Tuesday, September 14, 2010

Thinking Clocháns




Patrick McAfee, an author on restoration masonry and an expert on lime mortars as well as traditional dry stone and masonry methods, is leading a group of us this week from all over North America in replicating a small 14 foot diameter Clochán.

Patrick explained to those of us at Monday evening's opening session of this year's Marenakos StoneFest in Seattle that it will be a traditional round dry-stone hut with a corbelled roof, dating back to the 5th century in Ireland. Most of these original dry laid structures were built like round beehive huts, but rectangular plans are known as well. Some clocháns were not completely built of stone, but may have possessed a thatched roof. But this one will be all stone. The walls are very thick, up to 1.5 meters. Sometimes several clocháns are joined together by their walls. Clocháns are mainly found in the Southwest of Ireland, a good example of this kind of structure can be found at Skellig Michael (Saint Michael), Church Island off Beginish Island and County Kerry on the Dingle Peninsula . They were used by the monks following the teachings of Saint Patrick and later his successors continued building in this style in the Scottish Isle of Iona and then further parts of Scotland beyond.

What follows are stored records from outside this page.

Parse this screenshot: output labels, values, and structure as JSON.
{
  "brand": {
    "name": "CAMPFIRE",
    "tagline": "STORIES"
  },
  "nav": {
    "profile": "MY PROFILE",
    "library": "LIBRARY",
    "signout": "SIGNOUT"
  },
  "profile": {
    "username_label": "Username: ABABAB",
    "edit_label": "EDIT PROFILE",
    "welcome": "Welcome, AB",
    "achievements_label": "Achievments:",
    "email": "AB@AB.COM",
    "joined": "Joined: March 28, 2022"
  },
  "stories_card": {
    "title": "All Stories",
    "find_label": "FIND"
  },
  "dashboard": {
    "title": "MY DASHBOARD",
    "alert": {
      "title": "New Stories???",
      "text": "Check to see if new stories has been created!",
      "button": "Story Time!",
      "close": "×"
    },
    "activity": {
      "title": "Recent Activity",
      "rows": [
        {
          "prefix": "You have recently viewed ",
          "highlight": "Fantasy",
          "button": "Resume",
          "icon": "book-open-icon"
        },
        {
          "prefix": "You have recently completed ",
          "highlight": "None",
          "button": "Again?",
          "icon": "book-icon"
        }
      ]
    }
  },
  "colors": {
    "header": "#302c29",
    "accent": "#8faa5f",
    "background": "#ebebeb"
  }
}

The one we will be building during the five days of the StoneFest has the shape of the curve for the beehive established by displaying the dimensions marked on a 'boom and mast' trammel arrangement which Patrick devised (and Russ Beardsley of Borrowed Ground LCC cleverly erected beforehand) where the height of the mast (measured in numbered intervals of 3 inch vertical jumps) corresponds to numbers on two 'booms' showing marks where both the inner and outer diameters of the wall extend.


Both booms swivel freely in a circle around the pole. The pole will be removed when the last course goes on and then a huge cone-shaped capstone (made of limestone) be placed on the top. This beehive capstone is being carved this week while the structure is being built by carving students under the instruction of Bobby Watt's son Graham who is a restoration mason in Ottawa Canada.


The stone material being used in the Clochán will probably be a combination of large chunky granite (some of this has already been installed near the bottom to form the base of the hut on Monday afternoon) as well as an interesting grey crunchy basalt to be used mostly on the inside (described by one of the masons as a 'young basalt' ) with quarried sandstone on the outside gradually worked in more and more towards the top.

The contour of the Clochán changes slowly at first, but the curve becomes more pronounced nearer the top and this will require thinner and thiner sandstone slabs to accommodate the angle the corbelled roof as it steps in.